BENGKULU — Ketua PMI Provinsi Bengkulu, Herwan Antoni, menegaskan bahwa pendistribusian darah tidak bisa dilakukan sembarangan. Prosedur ketat harus dijalani karena setiap kantong darah harus jelas peruntukannya bagi pasien yang tengah dirawat di rumah sakit.
"Kita tidak bisa memberikan darah secara sembarangan. Semua harus jelas peruntukannya karena pengelolaan darah dilakukan dengan sangat teliti," kata Herwan, Selasa (7/7/2026).
Kebutuhan Pasien Cuci Darah Dominasi Distribusi
Menurut Herwan, sebagian besar stok darah yang dikelola PMI dialokasikan untuk pasien di berbagai rumah sakit di Bengkulu.
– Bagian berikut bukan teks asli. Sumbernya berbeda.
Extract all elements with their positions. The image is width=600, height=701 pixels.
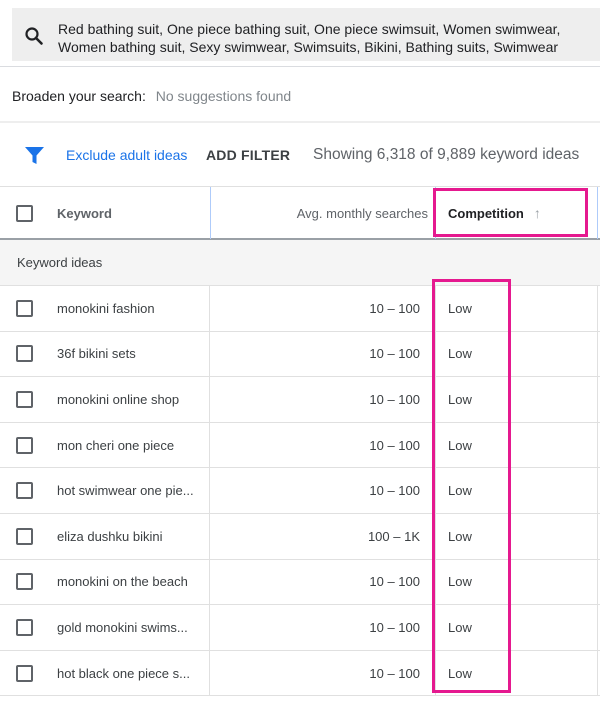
filter-bar: Exclude adult ideas ADD FILTER Showing 6… (0, 140, 600, 170)
keyword-cell: monokini fashion (57, 300, 155, 316)
competition-cell: Low (435, 650, 599, 696)
divider (0, 66, 600, 67)
row-checkbox[interactable] (16, 573, 33, 591)
table-body: monokini fashion 10 – 100 Low 36f bikini… (0, 286, 600, 697)
competition-cell: Low (435, 559, 599, 605)
competition-cell: Low (435, 468, 599, 513)
row-checkbox-cell (16, 286, 33, 331)
exclude-adult-ideas-link[interactable]: Exclude adult ideas (66, 147, 187, 163)
search-keywords-text[interactable]: Red bathing suit, One piece bathing suit… (58, 20, 598, 56)
keyword-cell: hot black one piece s... (57, 665, 190, 681)
group-header-keyword-ideas: Keyword ideas (0, 240, 600, 286)
column-header-avg-monthly-searches[interactable]: Avg. monthly searches (210, 187, 428, 239)
table-row[interactable]: mon cheri one piece 10 – 100 Low (0, 422, 600, 469)
row-checkbox-cell (16, 377, 33, 422)
row-checkbox[interactable] (16, 527, 33, 545)
keyword-cell: monokini on the beach (57, 574, 188, 590)
avg-searches-cell: 10 – 100 (209, 286, 420, 331)
add-filter-button[interactable]: ADD FILTER (206, 147, 290, 163)
competition-cell: Low (435, 286, 599, 331)
row-checkbox[interactable] (16, 299, 33, 317)
avg-searches-cell: 10 – 100 (209, 468, 420, 513)
search-keywords-line-2: Women bathing suit, Sexy swimwear, Swims… (58, 39, 559, 55)
avg-monthly-searches-label: Avg. monthly searches (296, 205, 428, 221)
row-checkbox[interactable] (16, 618, 33, 636)
row-checkbox[interactable] (16, 482, 33, 500)
sort-ascending-icon: ↑ (533, 205, 541, 221)
broaden-value: No suggestions found (155, 88, 292, 104)
search-keywords-line-1: Red bathing suit, One piece bathing suit… (58, 21, 561, 37)
table-row[interactable]: monokini fashion 10 – 100 Low (0, 286, 600, 332)
column-divider (597, 187, 598, 239)
column-divider (597, 286, 598, 331)
column-divider (597, 377, 598, 422)
table-row[interactable]: monokini on the beach 10 – 100 Low (0, 559, 600, 606)
row-checkbox-cell (16, 605, 33, 650)
select-all-checkbox[interactable] (16, 204, 33, 222)
column-header-competition[interactable]: Competition ↑ (435, 187, 599, 239)
column-divider (597, 331, 598, 377)
row-checkbox-cell (16, 423, 33, 468)
avg-searches-cell: 10 – 100 (209, 650, 420, 696)
competition-cell: Low (435, 377, 599, 422)
column-divider (597, 605, 598, 650)
avg-searches-cell: 10 – 100 (209, 377, 420, 422)
keyword-cell: monokini online shop (57, 391, 180, 407)
column-divider (597, 468, 598, 513)
competition-label: Competition (448, 205, 524, 221)
table-row[interactable]: 36f bikini sets 10 – 100 Low (0, 331, 600, 378)
filter-icon[interactable] (25, 146, 44, 165)
column-divider (597, 650, 598, 696)
row-checkbox[interactable] (16, 345, 33, 363)
keyword-cell: hot swimwear one pie... (57, 483, 194, 499)
table-row[interactable]: monokini online shop 10 – 100 Low (0, 377, 600, 423)
table-row[interactable]: gold monokini swims... 10 – 100 Low (0, 605, 600, 651)
row-checkbox-cell (16, 468, 33, 513)
competition-cell: Low (435, 513, 599, 559)
results-count: Showing 6,318 of 9,889 keyword ideas (313, 146, 580, 163)
column-divider (597, 422, 598, 468)
avg-searches-cell: 10 – 100 (209, 605, 420, 650)
competition-cell: Low (435, 605, 599, 650)
table-row[interactable]: eliza dushku bikini 100 – 1K Low (0, 513, 600, 560)
select-all-cell (16, 187, 33, 239)
keyword-cell: eliza dushku bikini (57, 528, 163, 544)
broaden-label: Broaden your search: (12, 88, 146, 104)
keyword-cell: 36f bikini sets (57, 346, 136, 362)
row-checkbox-cell (16, 651, 33, 696)
competition-cell: Low (435, 331, 599, 377)
avg-searches-cell: 10 – 100 (209, 559, 420, 605)
column-divider (597, 513, 598, 559)
avg-searches-cell: 10 – 100 (209, 331, 420, 377)
divider (0, 121, 600, 123)
column-divider (597, 559, 598, 605)
row-checkbox-cell (16, 332, 33, 377)
search-icon (24, 26, 44, 46)
row-checkbox[interactable] (16, 664, 33, 682)
broaden-search: Broaden your search: No suggestions foun… (12, 87, 291, 105)
row-checkbox-cell (16, 514, 33, 559)
keyword-cell: gold monokini swims... (57, 619, 188, 635)
avg-searches-cell: 10 – 100 (209, 422, 420, 468)
keyword-cell: mon cheri one piece (57, 437, 175, 453)
row-checkbox-cell (16, 560, 33, 605)
row-checkbox[interactable] (16, 436, 33, 454)
row-checkbox[interactable] (16, 390, 33, 408)
avg-searches-cell: 100 – 1K (209, 513, 420, 559)
column-header-keyword[interactable]: Keyword (57, 187, 112, 239)
table-header: Keyword Avg. monthly searches Competitio… (0, 186, 600, 240)
competition-cell: Low (435, 422, 599, 468)
table-row[interactable]: hot swimwear one pie... 10 – 100 Low (0, 468, 600, 514)
keyword-ideas-table: Keyword Avg. monthly searches Competitio… (0, 186, 600, 697)
table-row[interactable]: hot black one piece s... 10 – 100 Low (0, 650, 600, 697)
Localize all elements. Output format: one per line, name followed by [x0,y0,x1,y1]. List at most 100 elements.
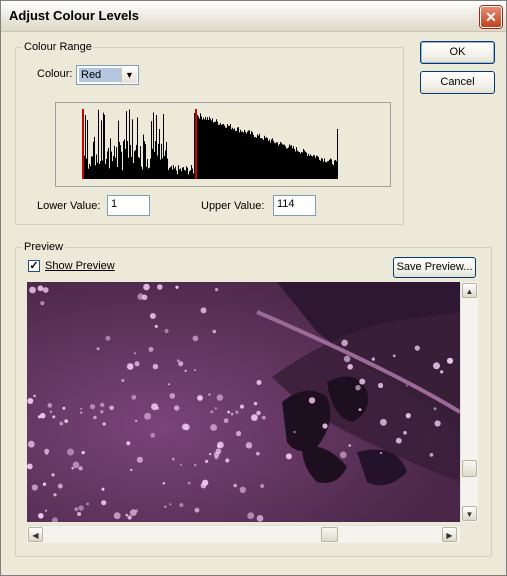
histogram-bar [105,163,106,179]
histogram-bar [307,155,308,179]
chevron-right-icon[interactable]: ▶ [442,527,457,542]
colour-select[interactable]: Red ▼ [76,65,139,85]
histogram-bar [201,116,202,179]
histogram-bar [326,162,327,179]
cloud-speck [59,421,64,426]
cloud-speck [260,483,265,489]
cloud-speck [355,385,361,391]
cloud-speck [40,301,45,306]
upper-value-input[interactable]: 114 [273,195,316,216]
cloud-speck [86,502,89,506]
cloud-speck [433,362,440,370]
histogram-bar [233,129,234,179]
lower-value-input[interactable]: 1 [107,195,150,216]
histogram-bar [321,158,322,179]
histogram-bar [160,159,161,179]
histogram-bar [208,120,209,179]
histogram-bar [337,129,338,179]
horizontal-scroll-thumb[interactable] [321,527,338,542]
cloud-speck [109,405,114,411]
histogram-bar [328,160,329,179]
cloud-speck [179,503,184,508]
ok-button[interactable]: OK [420,41,495,64]
histogram-bar [212,118,213,179]
histogram-bar [336,161,337,179]
cloud-speck [379,451,383,455]
histogram-bar [116,147,117,179]
cloud-speck [181,423,189,431]
histogram-bar [109,168,110,179]
cloud-speck [126,441,131,446]
histogram-bar [220,123,221,179]
cloud-speck [208,393,211,396]
histogram-bar [311,155,312,179]
chevron-down-icon[interactable]: ▼ [462,506,477,521]
histogram-bar [149,167,150,179]
histogram-bar [156,114,157,179]
cloud-speck [62,406,66,410]
cloud-speck [93,415,97,420]
cloud-speck [256,380,262,385]
cloud-speck [47,403,53,408]
histogram-bar [136,144,137,179]
cloud-speck [100,410,104,414]
cloud-speck [105,335,111,341]
horizontal-scrollbar[interactable]: ◀ ▶ [27,525,460,543]
histogram-bar [205,116,206,179]
cloud-speck [67,448,74,456]
cloud-speck [130,468,133,472]
chevron-left-icon[interactable]: ◀ [28,527,43,542]
checkmark-icon: ✓ [29,260,39,272]
histogram-bar [284,144,285,179]
histogram-bar [229,125,230,179]
cloud-speck [414,345,420,351]
show-preview-label[interactable]: Show Preview [45,260,115,272]
histogram-bar [285,146,286,179]
cloud-speck [121,379,125,382]
histogram-bar [161,143,162,179]
histogram-bar [132,119,133,179]
histogram-bar [130,144,131,179]
histogram-bar [103,112,104,179]
cloud-speck [79,411,83,414]
histogram-bar [276,142,277,179]
histogram-bar [197,114,198,179]
cancel-button[interactable]: Cancel [420,71,495,94]
histogram-bar [175,166,176,179]
save-preview-button[interactable]: Save Preview... [393,257,476,278]
upper-value-label: Upper Value: [201,200,265,212]
histogram-bar [106,158,107,179]
cloud-speck [194,464,197,467]
histogram-bar [138,157,139,179]
cloud-speck [322,423,328,429]
histogram-bar [178,165,179,179]
histogram-frame [55,102,391,187]
histogram-chart[interactable] [56,103,390,186]
show-preview-checkbox[interactable]: ✓ [28,260,40,272]
chevron-down-icon[interactable]: ▼ [121,67,137,83]
histogram-bar [295,151,296,179]
vertical-scroll-thumb[interactable] [462,460,477,477]
cloud-speck [197,395,203,401]
vertical-scrollbar[interactable]: ▲ ▼ [460,282,478,522]
chevron-up-icon[interactable]: ▲ [462,283,477,298]
histogram-bar [150,158,151,179]
histogram-bar [98,109,99,179]
cloud-speck [143,283,150,291]
histogram-bar [214,121,215,179]
cloud-speck [192,335,199,342]
histogram-bar [238,127,239,179]
cloud-speck [230,412,234,416]
cloud-speck [256,410,261,416]
histogram-bar [143,134,144,179]
cloud-speck [175,285,179,289]
colour-select-value: Red [79,68,123,82]
histogram-bar [252,132,253,179]
histogram-bar [137,117,138,179]
histogram-bar [239,132,240,179]
cloud-speck [80,407,83,410]
close-button[interactable]: ✕ [480,6,502,28]
histogram-bar [332,163,333,179]
cloud-speck [113,512,121,520]
cloud-speck [57,483,63,489]
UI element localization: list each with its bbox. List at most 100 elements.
Salah satu penerima terbesar adalah pasien yang menjalani terapi cuci darah atau hemodialisis.
"Sebagian besar kebutuhan darah untuk pasien di rumah sakit, termasuk pasien cuci darah, dipenuhi melalui PMI karena pengelolaan darah di PMI sudah sesuai standar," jelasnya.
Anggapan Stok Kosong Muncul dari Prosedur Distribusi yang Ketat
Herwan menjelaskan bahwa anggapan masyarakat mengenai stok darah yang kerap kosong muncul karena proses distribusi yang tidak bisa instan. Darah tidak bisa diberikan begitu saja tanpa verifikasi medis dan administrasi yang lengkap dari rumah sakit pemohon.
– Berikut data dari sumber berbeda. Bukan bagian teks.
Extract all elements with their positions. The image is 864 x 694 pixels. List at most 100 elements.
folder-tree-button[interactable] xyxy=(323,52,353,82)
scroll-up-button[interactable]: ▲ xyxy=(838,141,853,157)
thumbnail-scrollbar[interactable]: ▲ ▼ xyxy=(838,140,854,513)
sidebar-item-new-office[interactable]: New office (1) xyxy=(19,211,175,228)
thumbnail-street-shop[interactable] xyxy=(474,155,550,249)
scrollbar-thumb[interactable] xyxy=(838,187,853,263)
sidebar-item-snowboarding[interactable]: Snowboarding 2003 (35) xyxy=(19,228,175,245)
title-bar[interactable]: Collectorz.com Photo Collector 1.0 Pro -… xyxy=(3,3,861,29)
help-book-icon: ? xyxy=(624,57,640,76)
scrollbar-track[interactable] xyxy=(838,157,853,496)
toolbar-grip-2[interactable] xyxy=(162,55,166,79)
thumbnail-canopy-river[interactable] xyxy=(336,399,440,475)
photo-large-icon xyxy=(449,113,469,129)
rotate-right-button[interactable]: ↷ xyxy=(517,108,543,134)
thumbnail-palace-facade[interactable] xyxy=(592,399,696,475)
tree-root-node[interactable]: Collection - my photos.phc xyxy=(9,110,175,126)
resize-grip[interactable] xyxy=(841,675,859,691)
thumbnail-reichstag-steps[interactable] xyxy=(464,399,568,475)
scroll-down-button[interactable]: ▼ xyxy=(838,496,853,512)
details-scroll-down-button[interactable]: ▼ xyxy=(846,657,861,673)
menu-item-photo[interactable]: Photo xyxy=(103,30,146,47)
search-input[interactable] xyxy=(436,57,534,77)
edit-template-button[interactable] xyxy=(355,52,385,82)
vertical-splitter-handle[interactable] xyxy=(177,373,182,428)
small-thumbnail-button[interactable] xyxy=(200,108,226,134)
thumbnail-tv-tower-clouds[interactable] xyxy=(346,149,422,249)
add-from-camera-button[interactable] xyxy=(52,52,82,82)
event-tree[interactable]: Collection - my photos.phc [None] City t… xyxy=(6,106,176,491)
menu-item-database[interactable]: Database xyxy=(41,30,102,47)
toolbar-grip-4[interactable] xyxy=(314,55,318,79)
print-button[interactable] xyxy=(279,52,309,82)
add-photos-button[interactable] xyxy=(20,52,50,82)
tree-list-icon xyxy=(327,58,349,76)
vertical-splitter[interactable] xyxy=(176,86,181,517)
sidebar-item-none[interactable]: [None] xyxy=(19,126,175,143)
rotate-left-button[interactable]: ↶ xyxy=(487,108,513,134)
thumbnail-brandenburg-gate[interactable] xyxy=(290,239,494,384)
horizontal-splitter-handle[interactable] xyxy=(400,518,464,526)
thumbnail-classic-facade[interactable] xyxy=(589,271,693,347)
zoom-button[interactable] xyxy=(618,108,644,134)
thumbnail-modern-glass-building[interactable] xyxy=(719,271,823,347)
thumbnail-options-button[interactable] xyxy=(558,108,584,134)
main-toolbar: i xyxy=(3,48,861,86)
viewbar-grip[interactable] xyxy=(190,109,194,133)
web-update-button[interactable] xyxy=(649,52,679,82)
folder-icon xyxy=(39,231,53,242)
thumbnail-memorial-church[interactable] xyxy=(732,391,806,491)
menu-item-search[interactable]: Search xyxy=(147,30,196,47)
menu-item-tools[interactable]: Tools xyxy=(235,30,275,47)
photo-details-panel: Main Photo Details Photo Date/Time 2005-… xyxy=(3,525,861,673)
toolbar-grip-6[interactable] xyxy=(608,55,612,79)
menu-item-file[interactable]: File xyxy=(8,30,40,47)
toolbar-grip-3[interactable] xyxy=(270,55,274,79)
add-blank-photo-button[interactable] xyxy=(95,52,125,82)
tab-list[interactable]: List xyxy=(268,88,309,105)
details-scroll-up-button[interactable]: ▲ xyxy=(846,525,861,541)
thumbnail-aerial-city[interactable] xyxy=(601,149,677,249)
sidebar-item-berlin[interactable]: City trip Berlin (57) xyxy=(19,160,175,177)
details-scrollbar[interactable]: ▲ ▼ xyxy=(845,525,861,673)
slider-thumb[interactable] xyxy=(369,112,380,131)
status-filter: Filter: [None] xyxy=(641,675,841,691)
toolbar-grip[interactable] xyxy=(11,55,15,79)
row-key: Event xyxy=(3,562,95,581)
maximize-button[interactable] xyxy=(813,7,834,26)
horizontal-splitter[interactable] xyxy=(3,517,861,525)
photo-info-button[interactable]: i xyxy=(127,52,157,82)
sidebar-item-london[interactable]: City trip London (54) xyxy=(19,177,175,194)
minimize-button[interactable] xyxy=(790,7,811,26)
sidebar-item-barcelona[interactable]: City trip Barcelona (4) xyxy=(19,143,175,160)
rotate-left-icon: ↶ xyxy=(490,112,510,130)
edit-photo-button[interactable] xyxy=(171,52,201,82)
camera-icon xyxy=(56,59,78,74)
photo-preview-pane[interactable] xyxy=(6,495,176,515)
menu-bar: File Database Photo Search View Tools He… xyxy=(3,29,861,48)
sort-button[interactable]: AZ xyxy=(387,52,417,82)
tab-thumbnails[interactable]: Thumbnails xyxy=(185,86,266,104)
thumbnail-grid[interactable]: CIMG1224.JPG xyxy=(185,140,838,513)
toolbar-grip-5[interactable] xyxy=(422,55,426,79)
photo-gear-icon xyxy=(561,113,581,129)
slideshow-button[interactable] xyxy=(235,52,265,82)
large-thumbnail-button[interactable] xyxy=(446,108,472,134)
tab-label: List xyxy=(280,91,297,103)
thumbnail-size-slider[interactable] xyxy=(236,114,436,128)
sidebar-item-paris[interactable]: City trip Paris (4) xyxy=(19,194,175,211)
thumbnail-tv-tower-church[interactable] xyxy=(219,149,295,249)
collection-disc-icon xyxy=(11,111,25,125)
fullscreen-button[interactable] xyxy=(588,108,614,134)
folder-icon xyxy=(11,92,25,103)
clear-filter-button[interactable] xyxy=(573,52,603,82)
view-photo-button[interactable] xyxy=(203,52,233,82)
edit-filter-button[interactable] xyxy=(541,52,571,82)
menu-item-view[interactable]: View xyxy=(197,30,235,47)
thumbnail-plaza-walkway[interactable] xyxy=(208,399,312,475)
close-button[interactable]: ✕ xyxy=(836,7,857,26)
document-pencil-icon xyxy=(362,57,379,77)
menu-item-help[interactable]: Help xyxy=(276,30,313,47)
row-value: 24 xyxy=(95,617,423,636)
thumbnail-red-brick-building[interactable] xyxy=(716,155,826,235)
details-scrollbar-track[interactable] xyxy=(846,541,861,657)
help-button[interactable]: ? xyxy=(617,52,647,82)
Prosedur ini, lanjutnya, justru untuk menjaga keamanan pasien. Setiap kantong darah harus melewati pemeriksaan ketat agar tidak menimbulkan risiko medis saat ditransfusikan.
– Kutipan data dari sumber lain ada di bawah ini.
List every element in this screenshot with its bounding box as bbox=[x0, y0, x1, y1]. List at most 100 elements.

Kekurangan 400 Kantong per Tahun, PMI Gencarkan Donor Bareng Instansi
Untuk menutup defisit sekitar 400 kantong per tahun, PMI Provinsi Bengkulu menggencarkan program donor darah dengan menggandeng instansi pemerintah daerah, instansi vertikal, hingga organisasi kemasyarakatan. Targetnya, kegiatan donor darah rutin bisa digelar secara bergilir di masing-masing instansi.
"Kemarin kami sudah rapat bersama instansi vertikal agar lebih berperan aktif melakukan donor darah maupun memfasilitasi kegiatan donor darah," ujar Herwan.
Peringatan Hari Donor Darah Sedunia 2026 menjadi momentum bagi PMI untuk kembali menegaskan komitmen meningkatkan penghimpunan, pengelolaan, dan pendistribusian darah. Herwan berharap kesadaran masyarakat untuk mendonorkan darahnya secara sukarela terus meningkat.